Le traitement du kwashiorkor se déroule
en 2 phases :
-
une phase initiale de
rééquilibration,
- une phase secondaire de réhabilitation
nutritionnelle.
1. La phase initiale de rééquilibration
dure tant qu’il y a une anorexie et/ou des œdèmes.
Elle comporte la correction de la
déshydratation et la réalimentation.
1.1 Il faut rechercher une
déshydratation en règle associée à la malnutrition, mais toujours difficile à
évaluer chez un enfant œdémateux.
La correction de la déshydratation
nécessite une solution de réadaptation adaptée, type RéSoMal® (Rehydratation Solution
for Malnutrition), vu le risque de défaillance cardiaque. La solution OMS est
mal adaptée chez l’enfant malnutri. Le ReSoMal® est prescrit à la dose de 10
ml/kg/h les 2 premières heures, puis de
5 ml/kg/h pour un total de 70 mL en 12
heures. La réhydratation nécessite une surveillance clinique attentive vu le
risque de défaillance cardiaque (augmentation du rythme respiratoire,
turgescence des jugulaires). L’anémie favorise la défaillance cardiaque.
1.2. La réalimentation : les
apports énergétiques ne doivent pas être trop élevés en situation d’œdèmes, vu
le risque de défaillance cardiaque. Les apports nécessaires sont de 80 à 100 Kcal/kg/j. Ils sont
apportés par une préparation lactée dite F75 qui apporte 75 Kcal/100 ml. Il
faut prescrire 110 à 135 ml/kg ce qui apporte 80 à 100 Kcal/kg/j et 1 à 1,2 g
de protéines /kg/j. La réalimentation peut nécessiter la mise en place d’une
sonde gastrique. Elle est réalisée par prises fractionnées : 12 le premier
jour, 8 les jours suivants. Il faut ajouter des vitamines (acide folique :
5mg ; vitamine A : 200 000 UI à J1 et J2).

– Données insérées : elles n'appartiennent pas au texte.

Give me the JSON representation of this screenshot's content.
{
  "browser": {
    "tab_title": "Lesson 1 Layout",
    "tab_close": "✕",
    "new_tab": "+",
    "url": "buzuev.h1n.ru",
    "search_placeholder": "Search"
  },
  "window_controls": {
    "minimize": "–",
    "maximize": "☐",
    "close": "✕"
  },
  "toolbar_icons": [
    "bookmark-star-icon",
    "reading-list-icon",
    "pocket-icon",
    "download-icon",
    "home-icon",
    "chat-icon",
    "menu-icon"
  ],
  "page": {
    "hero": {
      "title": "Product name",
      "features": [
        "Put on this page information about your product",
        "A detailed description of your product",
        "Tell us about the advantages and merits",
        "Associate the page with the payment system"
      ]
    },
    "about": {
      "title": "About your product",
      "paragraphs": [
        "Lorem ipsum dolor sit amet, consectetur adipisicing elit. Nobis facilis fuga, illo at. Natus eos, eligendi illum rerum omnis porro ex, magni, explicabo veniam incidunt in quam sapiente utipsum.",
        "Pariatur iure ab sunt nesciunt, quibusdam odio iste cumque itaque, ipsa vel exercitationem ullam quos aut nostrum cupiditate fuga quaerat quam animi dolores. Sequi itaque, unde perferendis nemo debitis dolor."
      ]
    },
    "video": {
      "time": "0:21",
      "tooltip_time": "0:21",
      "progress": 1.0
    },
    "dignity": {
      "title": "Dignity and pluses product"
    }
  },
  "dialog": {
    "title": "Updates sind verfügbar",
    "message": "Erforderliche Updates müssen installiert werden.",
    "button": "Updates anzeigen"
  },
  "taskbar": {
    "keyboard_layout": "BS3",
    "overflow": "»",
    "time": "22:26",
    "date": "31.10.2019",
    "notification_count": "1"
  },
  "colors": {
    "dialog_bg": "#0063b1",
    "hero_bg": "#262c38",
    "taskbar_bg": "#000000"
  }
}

Il ne faut pas à ce stade prescrire de fer, les réserves en fer étant élevées.
:2. La phase secondaire de réhabilitation nutritionnelle
permet d’acquérir un gain pondéral maximum.
Elle est initiée dès la reprise de l’appétit et la fonte des œdèmes. La
croissance pondérale est alors accélérée pouvant atteindre des rythmes élevés
de 10 à 15 g/kg/j, soit prés de 10 fois supérieur à celui d’un enfant bien
nourri du même âge. La préparation lactée
F100 qui apporte 100 Kcal/100 ml et 2,6 g/l de protéines (10 à 12% de la ration
énergétique). Elle permet d’augmenter progressivement les apports énergétiques
jusqu’à 200 Kcal/ j. Il y a à ce stade
du traitement un risque de déficit en fer. Il faut alors ajouter du fer à
la dose de 2 mg/j de fer élément.
Le traitement de l’ascaridiose fait
appel au VERMOX®
ou au FLUVERMAL®.
L’évolution du kwashiorkor est sévère.
Dans l’immédiat, l’enfant risque de mourir de déshydratation et/ou
d’infections : diarrhées, pneumopathies, septicémies à bacilles Gram
négatif. La mortalité est de10 à 20%. D’où la nécessité d’une éducation de la
mère à qui il faut donner des notions d’équilibre nutritionnel.
Références
Aubry P., Touze J.E. Kwashiorkor. Cas
cliniques en Médecine Tropicale. La Duraulié édit, mars 1990, pp. 210-211.
Touze J.E. Peyron F., Malvy D. Un
enfant adynamique. Médecine Tropicale au quotidien. 100 cas cliniques. Format
Utile. Varia édit., mars 2001, pp.274-278.